Using AWS Glue and AWS Athena with Snowplow data

04 April 2019  •  Konstantinos Servis

This is a guide to interacting with Snowplow enriched events in Amazon S3 with AWS Glue.

The objective is to open new possibilities in using Snowplow event data via AWS Glue, and how to use the schemas created in AWS Athena and/or AWS Redshift Spectrum.

This guide consists of the following sections:

  1. Why analyze Snowplow enriched events in S3?
  2. AWS Glue prerequisites
  3. Creating the source table in Glue Data Catalog
  4. Optionally format shift to Parquet using Glue
  5. Use AWS Athena to access the data
  6. Use AWS Redshift Spectrum to access the data
  7. Next steps

1. Why analyze Snowplow enriched events in S3?

Analyzing the Snowplow data on S3 may be useful in a number of scenarios, for instance:

  1. One common reason is when the data that is needed is no longer on Redshift because the data owner only keeps the most recent data in Redshift (e.g. if the data owner is dropping all but the last month of data to save space).

  2. Another possibility is that the user would like to get a special subset of the data onto S3 and make it available for a specific use.

  3. Yet another motivation, may be to run a very large query on all history without affecting a resource constrained Redshift cluster.

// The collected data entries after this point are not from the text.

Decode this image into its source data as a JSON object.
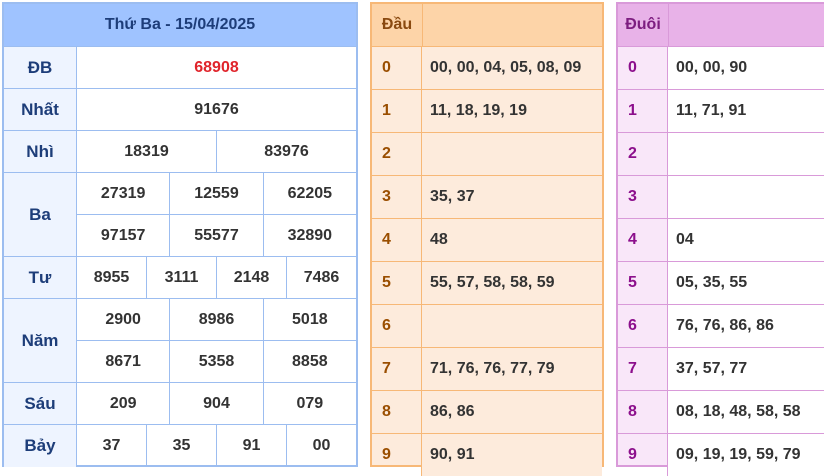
{
  "results": {
    "title": "Thứ Ba - 15/04/2025",
    "rows": [
      {
        "label": "ĐB",
        "lines": [
          [
            "68908"
          ]
        ],
        "special": true
      },
      {
        "label": "Nhất",
        "lines": [
          [
            "91676"
          ]
        ]
      },
      {
        "label": "Nhì",
        "lines": [
          [
            "18319",
            "83976"
          ]
        ]
      },
      {
        "label": "Ba",
        "lines": [
          [
            "27319",
            "12559",
            "62205"
          ],
          [
            "97157",
            "55577",
            "32890"
          ]
        ]
      },
      {
        "label": "Tư",
        "lines": [
          [
            "8955",
            "3111",
            "2148",
            "7486"
          ]
        ]
      },
      {
        "label": "Năm",
        "lines": [
          [
            "2900",
            "8986",
            "5018"
          ],
          [
            "8671",
            "5358",
            "8858"
          ]
        ]
      },
      {
        "label": "Sáu",
        "lines": [
          [
            "209",
            "904",
            "079"
          ]
        ]
      },
      {
        "label": "Bảy",
        "lines": [
          [
            "37",
            "35",
            "91",
            "00"
          ]
        ]
      }
    ]
  },
  "dau": {
    "header": "Đầu",
    "rows": [
      {
        "digit": "0",
        "values": "00, 00, 04, 05, 08, 09"
      },
      {
        "digit": "1",
        "values": "11, 18, 19, 19"
      },
      {
        "digit": "2",
        "values": ""
      },
      {
        "digit": "3",
        "values": "35, 37"
      },
      {
        "digit": "4",
        "values": "48"
      },
      {
        "digit": "5",
        "values": "55, 57, 58, 58, 59"
      },
      {
        "digit": "6",
        "values": ""
      },
      {
        "digit": "7",
        "values": "71, 76, 76, 77, 79"
      },
      {
        "digit": "8",
        "values": "86, 86"
      },
      {
        "digit": "9",
        "values": "90, 91"
      }
    ]
  },
  "duoi": {
    "header": "Đuôi",
    "rows": [
      {
        "digit": "0",
        "values": "00, 00, 90"
      },
      {
        "digit": "1",
        "values": "11, 71, 91"
      },
      {
        "digit": "2",
        "values": ""
      },
      {
        "digit": "3",
        "values": ""
      },
      {
        "digit": "4",
        "values": "04"
      },
      {
        "digit": "5",
        "values": "05, 35, 55"
      },
      {
        "digit": "6",
        "values": "76, 76, 86, 86"
      },
      {
        "digit": "7",
        "values": "37, 57, 77"
      },
      {
        "digit": "8",
        "values": "08, 18, 48, 58, 58"
      },
      {
        "digit": "9",
        "values": "09, 19, 19, 59, 79"
      }
    ]
  },
  "colors": {
    "results_header": "#9fc3ff",
    "special_prize": "#e0242b",
    "dau_header": "#fdd4a8",
    "duoi_header": "#e8b2e8"
  }
}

In all those scenarios one or both of the following examples may be useful.

For instance to get back deleted data from S3, one may use the Redshift Spectrum example to query the archive and even insert the query result into a new table.

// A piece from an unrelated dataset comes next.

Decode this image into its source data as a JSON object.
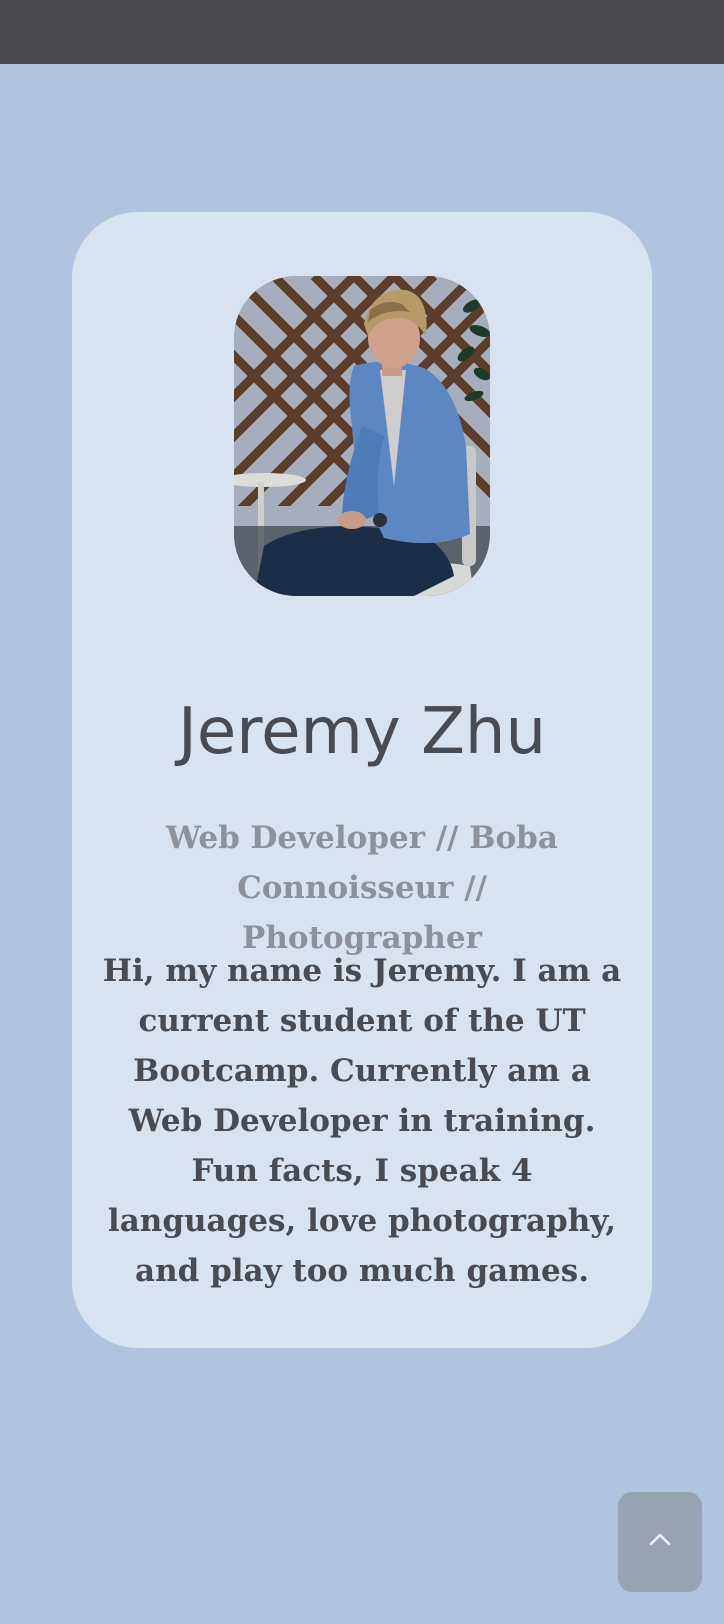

In the case of the resource constrained Redshift Cluster, the data owner may elect to run the query on Athena.

The optional parquet step is there in case you are planning to use the archive often, in which case performance would be important, so a way to create a copy of the archive in parquet is shown. Parquet is an efficient, columnar, Hadoop file format which is ideally suited to that use case.

If that is what you are trying to do you may want to also want to look into triggers for the Glue script, which will enable you to keep the parquet copy up to date.

In order to develop these examples we will use a hypothetical scenario, in which we want to analyze Snowplow enriched events by extracting a certain context from the contexts field.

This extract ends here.